Malakai Black and Brody King vs. Pac and Penta El Zero Miedo: Good in-ring action, but this feud continues to be a mess. The live crowds seem to like everyone involved and therefore react to moves rather than rooting for the babyfaces. It’s been an issue with Black since he arrived in AEW, and the addition of the popular Buddy Matthews to the faction isn’t going to help matters. I wish Black was as focused on drawing heat as he was adding character layers that sail over the heads of the vast majority of viewers. There was just too much happening in this match with Penta and Alex Abrahantes debuting new looks, Matthews arriving, and viewers are still getting to know King. And why did lights go out for Matthews to stop Black from using the shovel as a weapon? This was more about creating a swerve than telling a logical story. On the bright side, House of Black and Death Triangle are sure to have some incredible matches once Rey Fenix returns.

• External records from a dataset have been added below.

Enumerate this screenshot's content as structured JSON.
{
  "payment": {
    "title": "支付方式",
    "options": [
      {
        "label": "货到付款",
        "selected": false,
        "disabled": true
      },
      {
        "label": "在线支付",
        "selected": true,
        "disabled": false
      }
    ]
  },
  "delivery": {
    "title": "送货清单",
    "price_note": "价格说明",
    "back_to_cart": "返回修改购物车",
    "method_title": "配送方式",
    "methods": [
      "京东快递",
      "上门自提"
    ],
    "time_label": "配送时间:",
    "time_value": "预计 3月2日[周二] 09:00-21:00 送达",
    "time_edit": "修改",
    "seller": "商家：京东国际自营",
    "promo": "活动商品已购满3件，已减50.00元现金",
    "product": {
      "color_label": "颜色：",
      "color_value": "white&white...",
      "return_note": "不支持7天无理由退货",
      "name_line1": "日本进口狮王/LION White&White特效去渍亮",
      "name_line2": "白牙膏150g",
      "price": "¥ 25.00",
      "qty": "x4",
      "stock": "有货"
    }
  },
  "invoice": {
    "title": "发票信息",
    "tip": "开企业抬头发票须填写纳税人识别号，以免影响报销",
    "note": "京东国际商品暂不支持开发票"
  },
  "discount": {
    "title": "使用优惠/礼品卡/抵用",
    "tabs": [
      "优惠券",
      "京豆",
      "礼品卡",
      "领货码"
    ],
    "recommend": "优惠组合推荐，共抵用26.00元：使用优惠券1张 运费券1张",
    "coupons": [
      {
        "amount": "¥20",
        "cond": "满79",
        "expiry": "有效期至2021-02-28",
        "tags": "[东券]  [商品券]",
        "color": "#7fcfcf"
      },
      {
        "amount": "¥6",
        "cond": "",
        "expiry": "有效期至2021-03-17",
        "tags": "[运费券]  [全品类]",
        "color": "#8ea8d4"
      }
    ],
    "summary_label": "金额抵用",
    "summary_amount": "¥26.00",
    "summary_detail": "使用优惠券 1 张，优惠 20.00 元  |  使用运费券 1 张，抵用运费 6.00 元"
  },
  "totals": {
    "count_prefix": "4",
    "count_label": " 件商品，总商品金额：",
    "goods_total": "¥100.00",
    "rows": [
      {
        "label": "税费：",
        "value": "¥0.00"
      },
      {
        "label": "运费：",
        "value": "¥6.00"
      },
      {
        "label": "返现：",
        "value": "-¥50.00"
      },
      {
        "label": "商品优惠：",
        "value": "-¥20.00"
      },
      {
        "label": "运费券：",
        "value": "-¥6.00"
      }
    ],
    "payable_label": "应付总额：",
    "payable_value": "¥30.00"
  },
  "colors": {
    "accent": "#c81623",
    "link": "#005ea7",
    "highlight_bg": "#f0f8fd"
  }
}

Jade Cargill vs. The Bunny for the TBS Championship: I’m not really sure why The Bunny was in this match or why she was given as much offense as she had. I’m shocked that they didn’t have a babyface push Cargill in one of her rare competitive matches. The post match angle with Tay Conti showing up and essentially declaring herself next in line for a title shot felt flat, and it didn’t help that Cargill quickly left her lying. Cargill and Conti should have a quality match, but the road they took to get to it is off to an awkward start.
Keith Lee: Lee had the hot debut match, went on his honeymoon last week, and then barely got to speak during his first promo segment. I realize they were trying to create issues between him and Team Taz heading into the ladder match, but I was hoping for more of a mission statement from Lee.
Sometimes AEW is like a toddler throwing all their favourite colours at a piece of paper, whereas WWE is like watching a man in a suit slowly painting a wall beige. Neither are perfect art, but at least one of them gives you hope for the future.